Still, there are sharp differences between the private and public sector approaches to accountability, and the interests of the government and corporations aren't always aligned. "There's a tension there," said McPhail. "It's a longstanding tension, but it's very real – between a company that has accountability to shareholders and a public body that has accountability to its residents and citizens."
To improve transparency and accountability, we will need a more sophisticated legislative or regulatory structure. According to both McPhail and Bernier, our laws are hardly fit for purpose, since the rules governing how organizers acquire user consent are fundamentally flawed. "There's not enough at the moment to regulate any pervasive and cumulative data collection that would be envisioned in this kind of project," says McPhail.
Bernier says we need to re-enforce our "laws for all of the internet because, frankly, they have not provided the architecture of enforcement that we need to stand up to the tech giants."
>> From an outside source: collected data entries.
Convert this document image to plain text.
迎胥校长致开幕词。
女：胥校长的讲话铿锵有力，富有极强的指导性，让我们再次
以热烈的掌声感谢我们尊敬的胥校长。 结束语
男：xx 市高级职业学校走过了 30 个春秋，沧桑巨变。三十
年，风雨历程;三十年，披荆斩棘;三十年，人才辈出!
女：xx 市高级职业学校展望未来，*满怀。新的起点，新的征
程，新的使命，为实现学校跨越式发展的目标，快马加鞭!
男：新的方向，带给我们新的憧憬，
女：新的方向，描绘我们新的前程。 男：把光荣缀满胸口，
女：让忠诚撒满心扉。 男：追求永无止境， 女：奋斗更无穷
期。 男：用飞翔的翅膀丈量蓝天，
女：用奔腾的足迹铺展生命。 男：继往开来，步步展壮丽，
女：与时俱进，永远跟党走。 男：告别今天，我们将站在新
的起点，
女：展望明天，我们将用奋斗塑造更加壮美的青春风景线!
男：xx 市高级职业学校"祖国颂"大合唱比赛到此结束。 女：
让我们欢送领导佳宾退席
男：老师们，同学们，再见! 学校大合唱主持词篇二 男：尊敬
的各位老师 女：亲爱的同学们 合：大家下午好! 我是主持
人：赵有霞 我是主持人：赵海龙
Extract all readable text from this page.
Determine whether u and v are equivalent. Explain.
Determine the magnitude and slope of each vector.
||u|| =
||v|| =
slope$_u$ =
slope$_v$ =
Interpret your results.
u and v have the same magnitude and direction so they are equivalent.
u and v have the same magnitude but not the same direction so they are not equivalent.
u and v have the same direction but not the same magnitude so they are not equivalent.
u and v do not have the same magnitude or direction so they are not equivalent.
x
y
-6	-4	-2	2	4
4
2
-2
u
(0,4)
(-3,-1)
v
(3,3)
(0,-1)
That won't be easy. In Canada, different laws apply to the collection and use of data, depending on who is fronting the project. When a municipality hires a private company to deliver a service, that private contractor will be captured under the privacy regime of the public sector agency that hired it.
But the lines aren't always clear. It's conceivable, for example, that a contractor gets hired by the city, but also does work that falls outside the scope of that mandate. "You could have a situation where two laws might apply," Fraser says. "If a slice of what they're doing is for their own activity and not simply acting as an agent or contractor of the municipality, then those private-sector laws will apply to that slice. And you might have overlap, and you might find yourself with some contradictions between the different legal regimes."
One way to address this would be to adopt data protection rules that apply to both private and public organizations, as they do in Europe under GDPR. But as Fraser points out, it's difficult to merge the two regimes into one because privacy laws that regulate the public sector are not typically based on consent. They're based on the notion of "legitimate purposes," whereas our private sector privacy laws are based entirely on consent. "You have to find a middle ground if you want to make that work," says Fraser.
Simply tweaking our privacy laws likely won't be enough. For Bernier, the answer lies in rethinking the governance framework for privacy in our lives more generally. She wants to see a mechanism put in place that would ensure what she calls "mediated accountability."
"It means that the regulator is strong enough and has the proper powers to hold business and the state accountable, in the name of individuals and in the face of the complexity and the opacity of the internet, which disempowers the individual." She points to aviation safety, food inspections and drug approvals as examples of mediated accountability in other industries. "We need to have that in privacy law."
One thing is certain. As our aging infrastructure gets upgraded, smart technology will one way or the other become part of the fabric of our cities. But will it be done in a way that demonstrates a real commitment to the well being of their residents?